Remploy closures: Welsh sites' figures published
Remploy factories across Wales are projected to lose more than £6m in the current financial year, according to a report from accountants KPMG.
Last week, the UK government announced plans to close seven of the nine factories, putting 281 jobs at risk.
Minister for Disabled People Maria Miller said she was willing to work with the Welsh government to see if any of the seven sites could stay open.
But she has ruled out any further UK government subsidy.
The Welsh government says control of the factories should be devolved.
The sites, set up in 1946, offered work including furniture making and recycling electrical appliances.

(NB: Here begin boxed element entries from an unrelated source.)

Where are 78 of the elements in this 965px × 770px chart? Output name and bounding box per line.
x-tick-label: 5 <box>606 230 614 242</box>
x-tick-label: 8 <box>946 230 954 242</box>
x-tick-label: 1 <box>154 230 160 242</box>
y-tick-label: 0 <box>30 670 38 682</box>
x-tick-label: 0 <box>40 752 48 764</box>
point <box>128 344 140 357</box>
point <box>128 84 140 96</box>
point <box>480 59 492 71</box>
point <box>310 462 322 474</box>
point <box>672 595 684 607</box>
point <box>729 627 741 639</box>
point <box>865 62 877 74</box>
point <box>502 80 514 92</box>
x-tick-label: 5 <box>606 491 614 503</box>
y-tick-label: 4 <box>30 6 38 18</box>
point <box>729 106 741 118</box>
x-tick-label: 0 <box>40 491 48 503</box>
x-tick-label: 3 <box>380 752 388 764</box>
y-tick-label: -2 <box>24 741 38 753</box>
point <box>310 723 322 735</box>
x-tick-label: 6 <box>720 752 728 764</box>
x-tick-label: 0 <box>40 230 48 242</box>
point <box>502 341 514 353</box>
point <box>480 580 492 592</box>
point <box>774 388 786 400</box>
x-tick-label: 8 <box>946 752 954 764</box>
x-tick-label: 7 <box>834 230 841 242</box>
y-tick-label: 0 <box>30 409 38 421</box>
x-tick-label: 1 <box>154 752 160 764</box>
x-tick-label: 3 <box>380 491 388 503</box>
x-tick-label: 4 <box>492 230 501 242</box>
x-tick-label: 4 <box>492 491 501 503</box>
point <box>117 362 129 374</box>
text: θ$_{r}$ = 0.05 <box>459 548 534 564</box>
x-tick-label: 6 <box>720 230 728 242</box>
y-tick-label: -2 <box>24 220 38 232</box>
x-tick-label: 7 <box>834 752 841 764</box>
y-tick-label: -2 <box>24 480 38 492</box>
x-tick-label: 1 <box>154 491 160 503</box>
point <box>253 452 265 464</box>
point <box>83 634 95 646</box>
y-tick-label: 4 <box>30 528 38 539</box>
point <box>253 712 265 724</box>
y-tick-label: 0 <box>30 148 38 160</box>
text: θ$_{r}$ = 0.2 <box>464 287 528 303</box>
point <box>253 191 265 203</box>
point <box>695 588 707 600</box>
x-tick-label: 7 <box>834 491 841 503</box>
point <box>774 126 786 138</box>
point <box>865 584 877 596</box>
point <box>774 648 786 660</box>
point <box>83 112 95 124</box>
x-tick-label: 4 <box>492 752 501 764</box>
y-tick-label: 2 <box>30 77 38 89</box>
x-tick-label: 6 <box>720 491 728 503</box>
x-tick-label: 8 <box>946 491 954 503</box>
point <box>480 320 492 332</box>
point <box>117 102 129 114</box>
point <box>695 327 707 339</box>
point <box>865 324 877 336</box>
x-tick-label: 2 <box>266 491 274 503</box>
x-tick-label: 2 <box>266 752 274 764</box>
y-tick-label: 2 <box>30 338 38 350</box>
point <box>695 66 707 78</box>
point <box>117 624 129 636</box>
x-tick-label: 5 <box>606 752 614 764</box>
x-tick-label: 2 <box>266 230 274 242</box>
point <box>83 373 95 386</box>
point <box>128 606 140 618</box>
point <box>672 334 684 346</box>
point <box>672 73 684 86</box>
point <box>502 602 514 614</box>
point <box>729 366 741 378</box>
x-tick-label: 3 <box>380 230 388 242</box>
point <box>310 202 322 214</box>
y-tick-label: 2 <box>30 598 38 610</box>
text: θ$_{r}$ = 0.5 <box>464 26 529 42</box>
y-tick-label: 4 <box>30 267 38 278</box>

But most of the state-funded factories make a loss, and last week the UK government said seven sites in Wales would close.
After a meeting with education and skills minister Leighton Andrews, Ms Miller said she was willing to listen to any ideas to keep them open.
The factories under threat are at Aberdare, Abertillery, Bridgend, Croespenmaen, Merthyr Tydfil, Swansea and Wrexham.
Factories at Porth and Neath will continue to operate.
"We will support any organisation or individual who comes forward with a credible plan to either save jobs from redundancies or keep part or whole of a Remploy factory open," she said.
"It is important that we do everything that we can to support the existing Remploy employees as we go into this difficult time."
Following their meeting, Mr Andrews said he asked Ms Miller whether she would devolve funding for Remploy factories in Wales for the next three years to the Welsh government but she refused to do so.
"That is disappointing," he said.
"I would like to hope we can change their minds, but for now we have to move forward within the very stark parameters that have been set out by the UK government."
He said work would continue with Remploy and other interested parties, to see if work could be found for employees, adding that theKPMG reportwould be scrutinised.
"It is important to remember that it is for the UK government not the Welsh government to bear the responsibility for its decision on Remploy," he said.
"This includes the costs of any associated redundancy and transitional support."
The charity Disablity Wales urged both UK and Welsh governments to look at all possible options for supporting Remploy workers, with alternative jobs found before any factories close.
"The transition from Remploy to mainstream employment will be a challenge for many because the wider infrastructure for supporting disabled people in employment is woefully inadequate," said chief executive Rhian Davies.
She added that "stigma, ignorance and poor attitudes towards disabled people" within the workplace continue to present barriers to employment.